Dans Redemptoris Mater citée ici, le Pape avait écrit une longue et splendide méditation sur la foi de Marie (nn. 12-19), à la lumière des paroles de l’Évangile : "Bienheureuse celle qui a cru" (Lc 1,45), et en référence à l’enseignement du Concile sur ce "pèlerinage de la foi" (Lumen Gentium, n. 58). La forte expression de kenose de la foi signifie, non certes l’écroulement ou la perte de la foi, mais au contraire la foi la plus héroïque au moment de la plus grande épreuve, dans les ténèbres du Calvaire. Cet aspect de l’épreuve de la foi est très fort dans l’Église moderne, en contact avec les autres religions, et aussi avec l’athéisme. Nous le voyons spécialement chez sainte Thérèse de Lisieux, dans la dernière période de sa vie. Une telle épreuve de la foi a été intensément par deux grandes mystiques très proches de Jean-Paul II : la bienheureuse Teresa de Calcutta et Chiara Lubich. Thérèse de Lisieux avait conscience de vivre sa dramatique "épreuve contre la foi" pour le salut de ses "frères" athées (cf Manuscrit C, 5v-7v), voyant en Marie l’exemple de la personne "qui cherche Jésus dans la nuit de la foi" (PN 54/15). Selon les paroles de Louis-Marie citées par Jean-Paul II, cette foi pure, tellement obscure, ne demande à Marie ni "visions ni révélations", mais au contraire demande de "croire sans rien goûter ni voir". C’est la même doctrine de Jean de la Croix vécue par Thérèse de Lisieux, qu’il faut rappeler aujourd’hui à tant de fidèles dont la dévotion mariale est trop liée à des apparitions, visions et à révélations non reconnues par l’Eglise. Plus que jamais il faut rappeler l’enseignement du Concile sur la "vraie dévotion" à Marie qui "procède de la vraie foi" (cf Lumen Gentium, n. 67). Sur ce point aussi est important le critère de la raison (saint Jean de la Croix en parle souvent), c’est-à-dire de la vraie raison, de la "grande raison" (non pas la "petite" du rationalisme). Les vraies apparitions approuvées par l’Église, comme les vraies grâces mystiques, n’ont jamais le caractère irrationnel des fausses.
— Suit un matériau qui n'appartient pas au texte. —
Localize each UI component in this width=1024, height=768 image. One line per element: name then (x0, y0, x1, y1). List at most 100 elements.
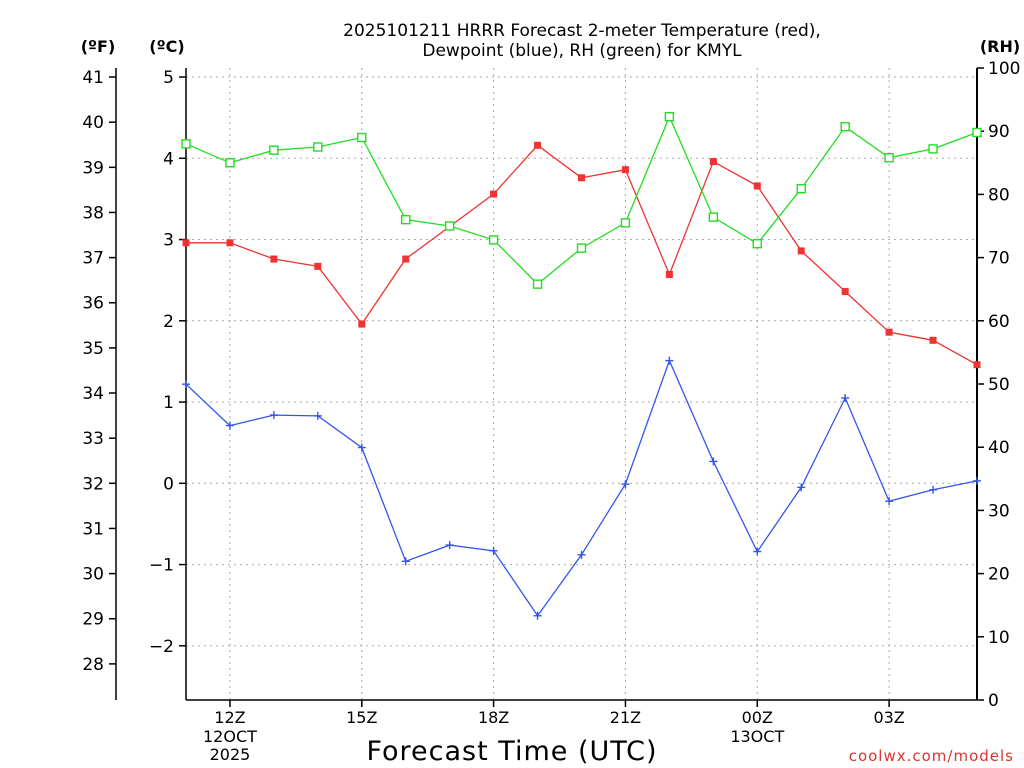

Avec son blason qui symbolise Jésus Crucifié et Marie près de lui, Jean-Paul II indique comme centre de notre foi la Personne de Jésus Rédempteur de l’homme. En effet, l’Encyclique inaugurale Redemptor Hominis, qui a illuminé tout le pontificat de Jean-Paul II, commence avec ce formidable acte de foi : "Le Rédempteur de l’homme, Jésus-Christ, est le centre du cosmos et de l’histoire". Ainsi le successeur de Pierre renouvelle l’acte de foi de l’Apôtre, disant à Jésus : "Tu es le Christ, le Fils du Dieu vivant" (Mt, 16, 16). Et c’est sur la base de cette confession de foi que Jésus a fondé pour toujours son Église. "Tu es Pierre et sur cette pierre je bâtirai mon Église, et les puissances de l’enfer ne prévaudront pas sur elle" (ibid, 18). Au moment de la Passion, Jésus a prié d’une manière spéciale pour Pierre, "pour que sa foi ne défaille pas", en lui donnant la mission de "confirmer ses frères" (cf Lc 22,31-32). Après le triple reniement de Pierre, Jésus Ressuscité le rétablira dans sa mission de Pasteur de son peuple par son triple acte d’Amour : "M’aimes-tu ? Tu sais que je t’aime" (Jn 21,15-19). C’est la même foi en Jésus-Christ, vécue par Pierre, Paul et les autres Apôtres, qui a été vécu e d’une manière encore plus profonde et absolument parfaite par Marie, Sainte et Immaculée.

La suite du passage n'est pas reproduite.